On Feb 2, 2016, at 3:02 PM, Mark Cave-Ayland wrote:
On 02/02/16 15:19, Programmingkid wrote:
On Feb 2, 2016, at 6:08 AM, Tarl Neustaedter wrote:
On 2016-Feb-1 23:08 , Programmingkid wrote:
This is most of the patch that is needed to make OpenBIOS successfully boot Mac OS 9. From the bootstrap.fs file, the 0a means linefeed. The file also says the 0d means carret '^'? If this patch is to look for linefeeds and carriage returns, why use the carret character here?
0d is carriage return. "carret" means carriage return, not "^", which would be "caret".
Thank you very much for the clarification. I request that the name be changed to carriage_return.
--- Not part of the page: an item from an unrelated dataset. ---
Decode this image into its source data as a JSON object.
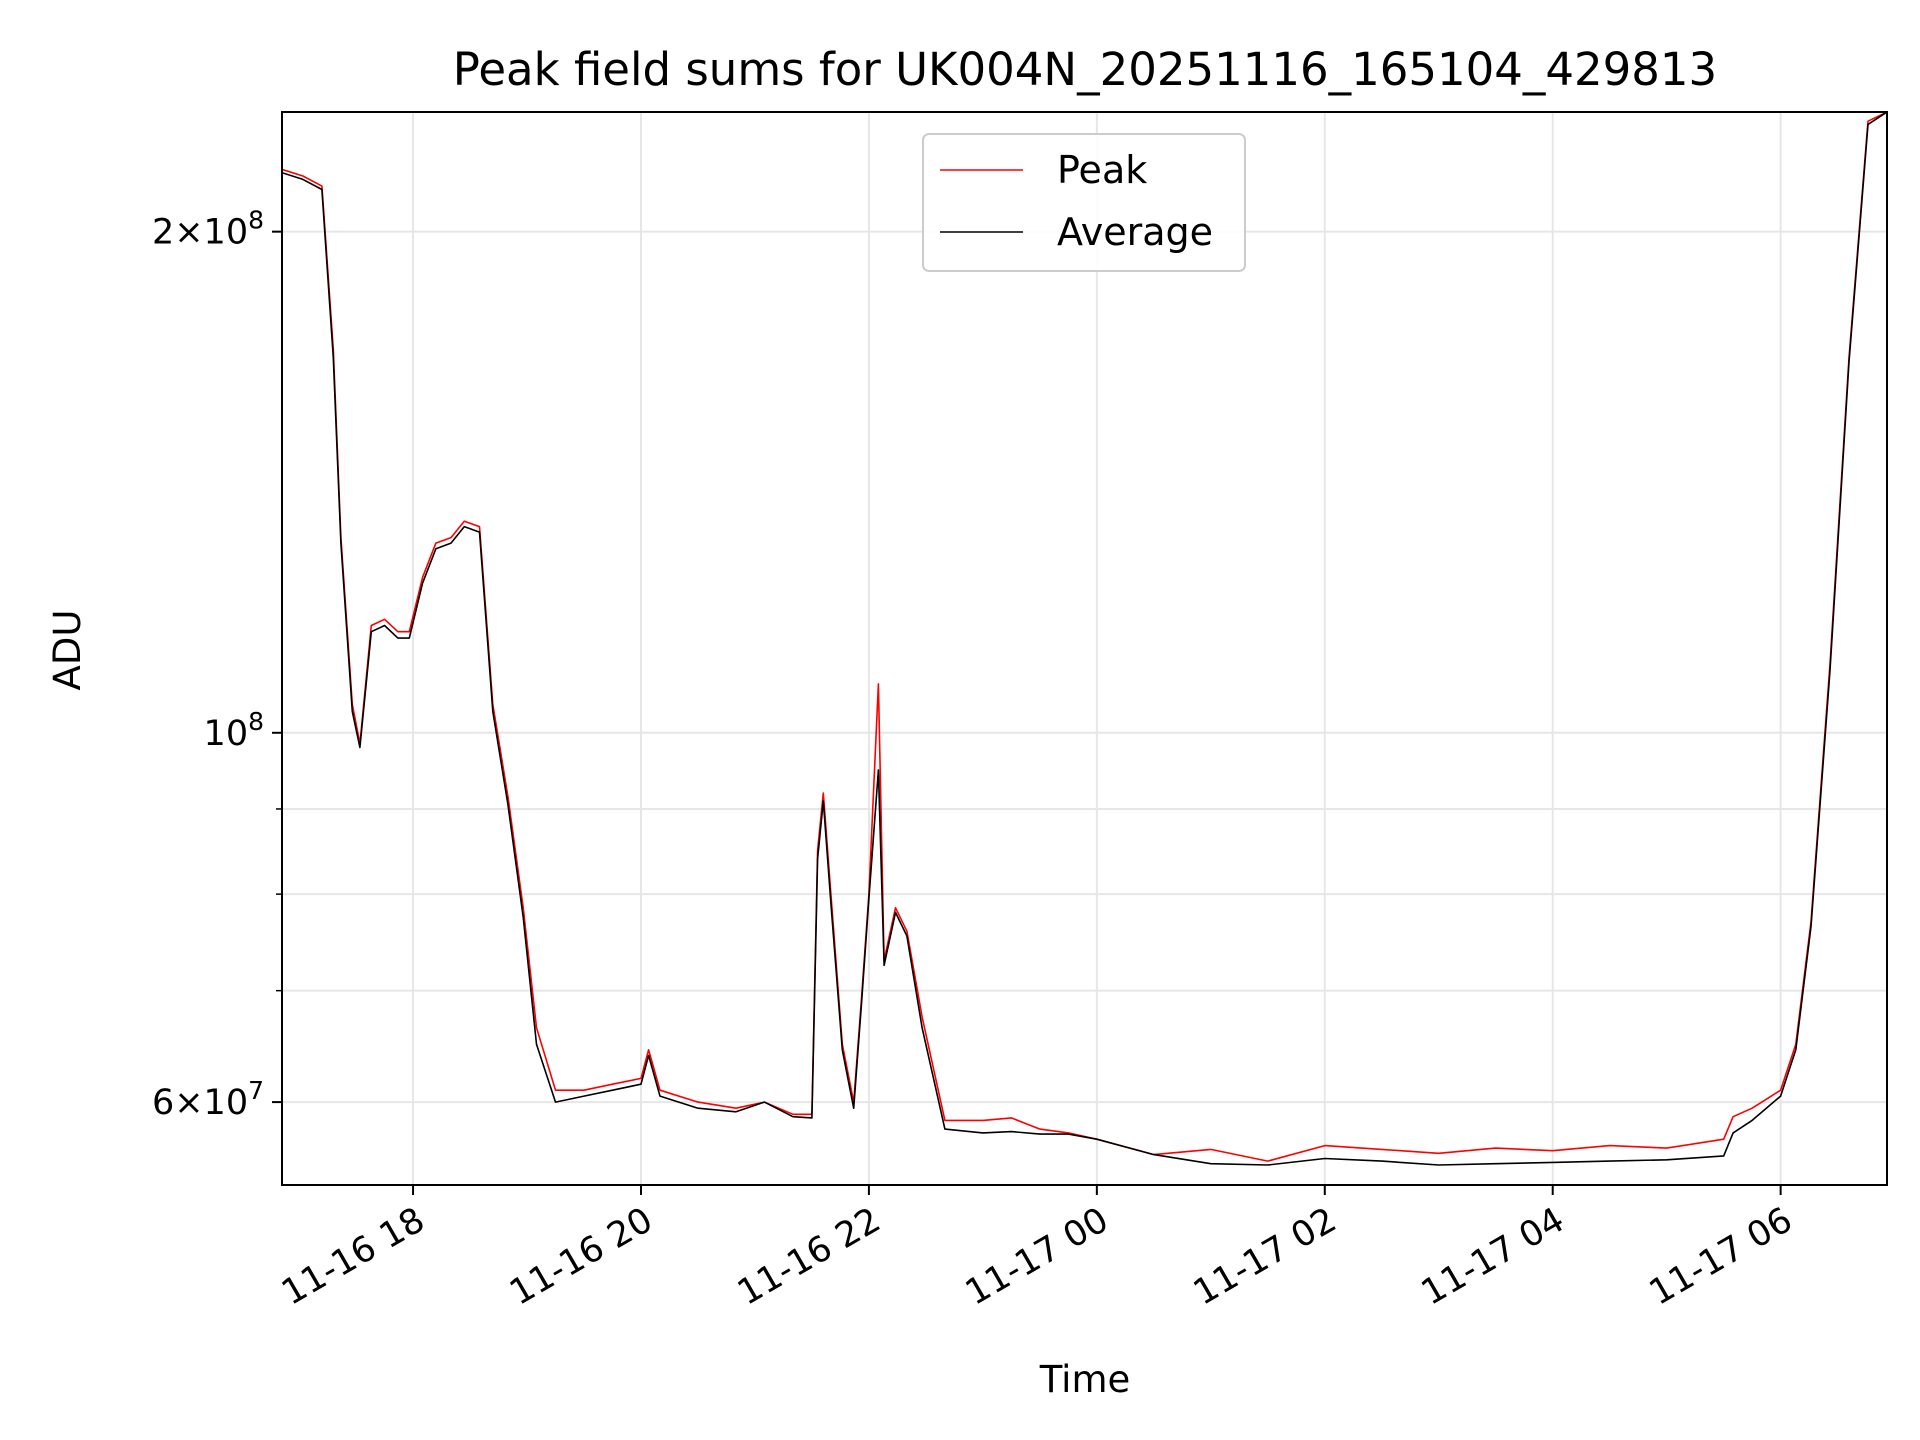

Mark, would you accept that patch?
To be honest I'm not particularly keen on having this hack on a hack - I'd much rather we figure out a way to handle r-stack commands in a normal context rather than relying on something which happens to work out of sheer luck :(
I remember you saying that Mac OS 9 reorders the return stack. If that is true, then in theory this problem could be fixed by placing a bunch of no-ops in the stack before Mac OS 9 reorders it.
Stack Before: Stack with no-ops: func1 func1 func2 func2 func3 func3 no-op1 no-op2 no-op3 no-op4 no-op5 Then when Mac OS 9 does its reordering, it would look like this:
Reordered stack: func1 func2 func3 no-op2 no-op4 no-op3 no-op1 Mac OS 9 code
No harm would be done. In theory this shouldn't hurt other operating systems since the no-ops would do nothing. What do you think?